Goro Nishida


Goro Nishida was a Japanese mathematician. He was a leading member of the Japanese school of homotopy theory, following in the tradition of Hiroshi Toda.
Nishida received his Ph.D. from Kyoto University in 1973, after spending the 1971-72 academic year at the University of Manchester in England. He then became a professor at Kyoto University. His proof in 1973 of Michael Barratt's conjecture was a major breakthrough: following Frank Adams' solution of the Hopf invariant one problem, it marked the beginning of a new global understanding of algebraic topology.
His contributions to the field were celebrated in 2003 at the NishidaFest in Kinosaki,followed by a satellite conference at the Nagoya Institute of Technology; the proceedings were published in Geometry and Topology's monograph series. In 2000 he was the leading organizer for a concentration year at the Japan–US Mathematics Institute at Johns Hopkins University.
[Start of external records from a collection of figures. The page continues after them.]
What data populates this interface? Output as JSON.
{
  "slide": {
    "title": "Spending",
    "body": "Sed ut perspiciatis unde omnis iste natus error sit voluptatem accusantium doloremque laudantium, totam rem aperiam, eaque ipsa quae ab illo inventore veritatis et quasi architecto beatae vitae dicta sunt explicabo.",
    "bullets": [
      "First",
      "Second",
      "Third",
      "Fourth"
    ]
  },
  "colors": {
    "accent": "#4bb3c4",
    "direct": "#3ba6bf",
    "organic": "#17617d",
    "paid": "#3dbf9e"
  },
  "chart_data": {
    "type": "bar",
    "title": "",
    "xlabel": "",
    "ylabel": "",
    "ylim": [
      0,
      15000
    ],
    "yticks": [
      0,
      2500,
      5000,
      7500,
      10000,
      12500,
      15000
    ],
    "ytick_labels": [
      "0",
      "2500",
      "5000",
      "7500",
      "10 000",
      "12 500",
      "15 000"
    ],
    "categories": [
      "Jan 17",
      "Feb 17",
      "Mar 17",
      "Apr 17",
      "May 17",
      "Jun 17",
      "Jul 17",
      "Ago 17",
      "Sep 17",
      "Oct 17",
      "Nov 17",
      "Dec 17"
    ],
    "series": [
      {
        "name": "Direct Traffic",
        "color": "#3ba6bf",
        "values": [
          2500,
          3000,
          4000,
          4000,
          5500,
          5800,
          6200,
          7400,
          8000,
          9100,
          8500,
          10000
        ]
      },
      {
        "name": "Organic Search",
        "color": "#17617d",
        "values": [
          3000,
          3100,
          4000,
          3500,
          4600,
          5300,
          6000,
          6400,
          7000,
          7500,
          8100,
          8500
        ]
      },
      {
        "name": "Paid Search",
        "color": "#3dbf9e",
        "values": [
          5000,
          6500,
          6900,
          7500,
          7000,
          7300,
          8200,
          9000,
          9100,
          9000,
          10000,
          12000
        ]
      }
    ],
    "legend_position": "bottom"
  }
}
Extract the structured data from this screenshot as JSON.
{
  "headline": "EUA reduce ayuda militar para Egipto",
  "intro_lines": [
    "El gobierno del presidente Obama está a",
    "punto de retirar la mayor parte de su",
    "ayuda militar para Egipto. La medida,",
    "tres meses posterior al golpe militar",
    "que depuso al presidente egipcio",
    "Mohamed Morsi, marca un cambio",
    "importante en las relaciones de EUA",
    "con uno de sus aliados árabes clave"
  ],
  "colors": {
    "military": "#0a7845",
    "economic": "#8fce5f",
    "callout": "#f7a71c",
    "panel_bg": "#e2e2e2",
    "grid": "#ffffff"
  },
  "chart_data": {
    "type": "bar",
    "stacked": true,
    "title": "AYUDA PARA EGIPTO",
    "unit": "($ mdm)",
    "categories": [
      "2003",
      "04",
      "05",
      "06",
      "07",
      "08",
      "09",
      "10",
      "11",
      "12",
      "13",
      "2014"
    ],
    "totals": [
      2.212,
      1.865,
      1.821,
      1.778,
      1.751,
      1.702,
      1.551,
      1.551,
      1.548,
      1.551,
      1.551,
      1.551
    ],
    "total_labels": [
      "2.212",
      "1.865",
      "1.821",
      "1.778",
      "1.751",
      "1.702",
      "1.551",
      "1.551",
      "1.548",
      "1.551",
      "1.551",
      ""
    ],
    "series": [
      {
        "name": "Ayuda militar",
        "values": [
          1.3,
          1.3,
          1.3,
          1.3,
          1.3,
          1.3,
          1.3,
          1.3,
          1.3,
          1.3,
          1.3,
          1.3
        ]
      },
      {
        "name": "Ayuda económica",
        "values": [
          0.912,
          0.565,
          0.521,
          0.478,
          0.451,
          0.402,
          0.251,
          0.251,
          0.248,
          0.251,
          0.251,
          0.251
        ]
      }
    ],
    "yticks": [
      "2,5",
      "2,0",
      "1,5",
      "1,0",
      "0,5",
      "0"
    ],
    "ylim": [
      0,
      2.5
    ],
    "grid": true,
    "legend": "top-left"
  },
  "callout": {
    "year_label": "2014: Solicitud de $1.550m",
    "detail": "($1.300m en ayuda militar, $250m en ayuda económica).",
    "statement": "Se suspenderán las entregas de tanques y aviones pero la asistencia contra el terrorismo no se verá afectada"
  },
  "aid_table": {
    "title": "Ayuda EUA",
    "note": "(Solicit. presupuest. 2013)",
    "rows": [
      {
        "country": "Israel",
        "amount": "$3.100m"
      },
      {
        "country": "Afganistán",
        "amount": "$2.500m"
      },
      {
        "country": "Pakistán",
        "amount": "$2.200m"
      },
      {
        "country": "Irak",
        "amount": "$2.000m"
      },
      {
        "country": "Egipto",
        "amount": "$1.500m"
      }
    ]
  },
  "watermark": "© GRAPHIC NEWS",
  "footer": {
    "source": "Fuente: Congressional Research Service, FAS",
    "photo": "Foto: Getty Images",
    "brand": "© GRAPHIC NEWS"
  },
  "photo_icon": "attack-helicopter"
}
Nishida's earliest work grew out of the study of infinite loop spaces; his first paper accounts for interactions between Steenrod operations and Kudo–Araki operations. Some of his later work concerns a circle of ideas surrounding the Segal conjecture, transfer homomorphisms, and stable splittings of classifying spaces of groups. The ideas in this series of papers have by now grown into a rich subfield of homotopy theory; it continues today in the theory of p-compact groups.